People with low incomes are having extreme difficulty getting basic dental care. Head Start recently had 85 preschoolers for whom neither parents nor the program had been able to obtain dental appointments.
St. Vincent Health Care saw 742 emergency patients in the past six months who needed emergency dentistry for serious health problems such as tooth infections. At Deaconess Billings Clinic, dental problems are the fifth leading cause of emergency department visits.
Several remedies are needed. A recently-forged partnership between the hospitals and the Yellowstone City-County Health Department should develop a full-time dental clinic that cares for indigent patients.

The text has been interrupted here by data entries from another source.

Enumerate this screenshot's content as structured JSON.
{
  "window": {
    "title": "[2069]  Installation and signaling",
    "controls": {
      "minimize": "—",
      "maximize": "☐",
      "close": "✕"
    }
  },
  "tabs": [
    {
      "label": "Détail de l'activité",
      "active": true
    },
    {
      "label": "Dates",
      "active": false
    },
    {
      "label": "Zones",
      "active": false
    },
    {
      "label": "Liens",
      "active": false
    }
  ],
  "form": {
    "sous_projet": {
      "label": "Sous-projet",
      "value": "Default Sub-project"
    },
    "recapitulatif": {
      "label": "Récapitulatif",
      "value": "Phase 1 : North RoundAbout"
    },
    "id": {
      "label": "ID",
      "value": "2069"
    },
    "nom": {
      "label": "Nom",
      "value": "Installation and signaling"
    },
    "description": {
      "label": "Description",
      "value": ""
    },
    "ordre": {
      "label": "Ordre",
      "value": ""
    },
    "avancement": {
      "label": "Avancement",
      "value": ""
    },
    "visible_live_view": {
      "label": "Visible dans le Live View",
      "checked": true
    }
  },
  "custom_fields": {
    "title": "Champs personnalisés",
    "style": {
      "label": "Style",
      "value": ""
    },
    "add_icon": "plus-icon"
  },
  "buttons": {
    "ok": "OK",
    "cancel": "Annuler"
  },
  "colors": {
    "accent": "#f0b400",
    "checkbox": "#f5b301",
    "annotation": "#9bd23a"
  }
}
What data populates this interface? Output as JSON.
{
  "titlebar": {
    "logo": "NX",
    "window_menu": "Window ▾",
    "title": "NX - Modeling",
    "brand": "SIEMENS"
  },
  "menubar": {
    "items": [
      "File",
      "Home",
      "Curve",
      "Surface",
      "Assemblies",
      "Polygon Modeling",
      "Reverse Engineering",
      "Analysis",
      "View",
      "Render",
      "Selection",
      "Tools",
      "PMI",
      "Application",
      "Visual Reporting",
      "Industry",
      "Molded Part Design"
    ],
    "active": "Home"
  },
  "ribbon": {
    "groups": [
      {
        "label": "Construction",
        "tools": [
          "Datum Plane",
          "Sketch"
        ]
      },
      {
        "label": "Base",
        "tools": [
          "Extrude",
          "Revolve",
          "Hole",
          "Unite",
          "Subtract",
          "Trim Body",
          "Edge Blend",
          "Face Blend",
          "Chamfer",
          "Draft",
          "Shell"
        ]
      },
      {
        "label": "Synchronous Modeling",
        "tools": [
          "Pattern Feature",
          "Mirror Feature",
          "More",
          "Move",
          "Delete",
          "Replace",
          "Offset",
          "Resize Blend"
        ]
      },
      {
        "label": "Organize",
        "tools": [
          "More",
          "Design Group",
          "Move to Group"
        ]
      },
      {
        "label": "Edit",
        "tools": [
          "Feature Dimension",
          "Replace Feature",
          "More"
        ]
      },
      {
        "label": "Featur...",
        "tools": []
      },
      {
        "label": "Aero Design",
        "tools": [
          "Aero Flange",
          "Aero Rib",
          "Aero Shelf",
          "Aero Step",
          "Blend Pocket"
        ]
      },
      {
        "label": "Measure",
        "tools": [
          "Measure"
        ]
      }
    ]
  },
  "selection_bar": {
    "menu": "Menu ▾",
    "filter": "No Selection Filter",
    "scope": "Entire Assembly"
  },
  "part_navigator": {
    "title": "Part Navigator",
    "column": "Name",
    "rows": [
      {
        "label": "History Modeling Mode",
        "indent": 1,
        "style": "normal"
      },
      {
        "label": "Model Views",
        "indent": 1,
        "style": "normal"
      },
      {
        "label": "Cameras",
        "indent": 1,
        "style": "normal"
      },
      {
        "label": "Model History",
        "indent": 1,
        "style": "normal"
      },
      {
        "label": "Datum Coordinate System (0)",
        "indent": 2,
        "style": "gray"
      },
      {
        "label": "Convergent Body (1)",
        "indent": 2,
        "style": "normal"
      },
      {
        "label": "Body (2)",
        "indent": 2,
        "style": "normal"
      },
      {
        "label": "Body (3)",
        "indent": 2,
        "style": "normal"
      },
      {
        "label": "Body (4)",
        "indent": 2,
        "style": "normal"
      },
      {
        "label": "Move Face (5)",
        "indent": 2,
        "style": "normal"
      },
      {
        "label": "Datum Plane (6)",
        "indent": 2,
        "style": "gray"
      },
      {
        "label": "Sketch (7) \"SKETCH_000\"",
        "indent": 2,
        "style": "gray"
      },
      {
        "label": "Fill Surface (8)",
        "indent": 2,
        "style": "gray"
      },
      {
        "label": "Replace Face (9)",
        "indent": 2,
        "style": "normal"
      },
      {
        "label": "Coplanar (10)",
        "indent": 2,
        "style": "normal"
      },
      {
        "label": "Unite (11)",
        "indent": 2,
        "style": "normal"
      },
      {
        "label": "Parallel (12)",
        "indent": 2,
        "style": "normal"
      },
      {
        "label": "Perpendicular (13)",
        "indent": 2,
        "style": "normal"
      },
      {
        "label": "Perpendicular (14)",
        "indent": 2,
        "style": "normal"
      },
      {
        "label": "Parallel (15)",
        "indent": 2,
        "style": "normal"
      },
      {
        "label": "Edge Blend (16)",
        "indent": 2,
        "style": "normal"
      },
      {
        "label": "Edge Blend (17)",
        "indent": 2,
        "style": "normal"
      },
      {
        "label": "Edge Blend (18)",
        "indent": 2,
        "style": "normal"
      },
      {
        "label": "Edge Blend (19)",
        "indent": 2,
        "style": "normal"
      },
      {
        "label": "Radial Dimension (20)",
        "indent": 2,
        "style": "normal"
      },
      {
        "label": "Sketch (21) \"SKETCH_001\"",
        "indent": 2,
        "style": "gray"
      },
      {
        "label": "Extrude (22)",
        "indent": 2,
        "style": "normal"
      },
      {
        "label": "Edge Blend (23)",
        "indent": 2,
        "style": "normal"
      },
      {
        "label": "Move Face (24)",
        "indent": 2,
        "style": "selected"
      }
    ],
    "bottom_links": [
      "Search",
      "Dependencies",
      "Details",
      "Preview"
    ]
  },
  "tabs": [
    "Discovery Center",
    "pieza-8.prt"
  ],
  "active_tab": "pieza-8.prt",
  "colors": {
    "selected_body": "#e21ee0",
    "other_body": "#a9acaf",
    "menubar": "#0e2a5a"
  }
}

We must promote education on cavity prevention. (Topical fluoride in toothpaste compliments, but doesn’t replace the positive effects of systemic fluoride in drinking water.) We must encourage more young people into dental professions. And Medicaid must be changed to encourage rather than discourage caring professionals to get involved.
The simplest, fastest, most cost-effective step our community can take is to improve the fluoride level.
Billings water averages .4 parts per million fluoride —naturally, according to Carl Christensen, director of the water department.
Bringing the water supplies to constant optimal levels recommended for public dental health would mean adding a fraction of a part per million to the water at a cost of about $35,000 a year.
This is a solvable problem. Let’s work on it together. If good community health is important to you, tell your Billings City Council representatives to put optimal fluoride on the council agenda.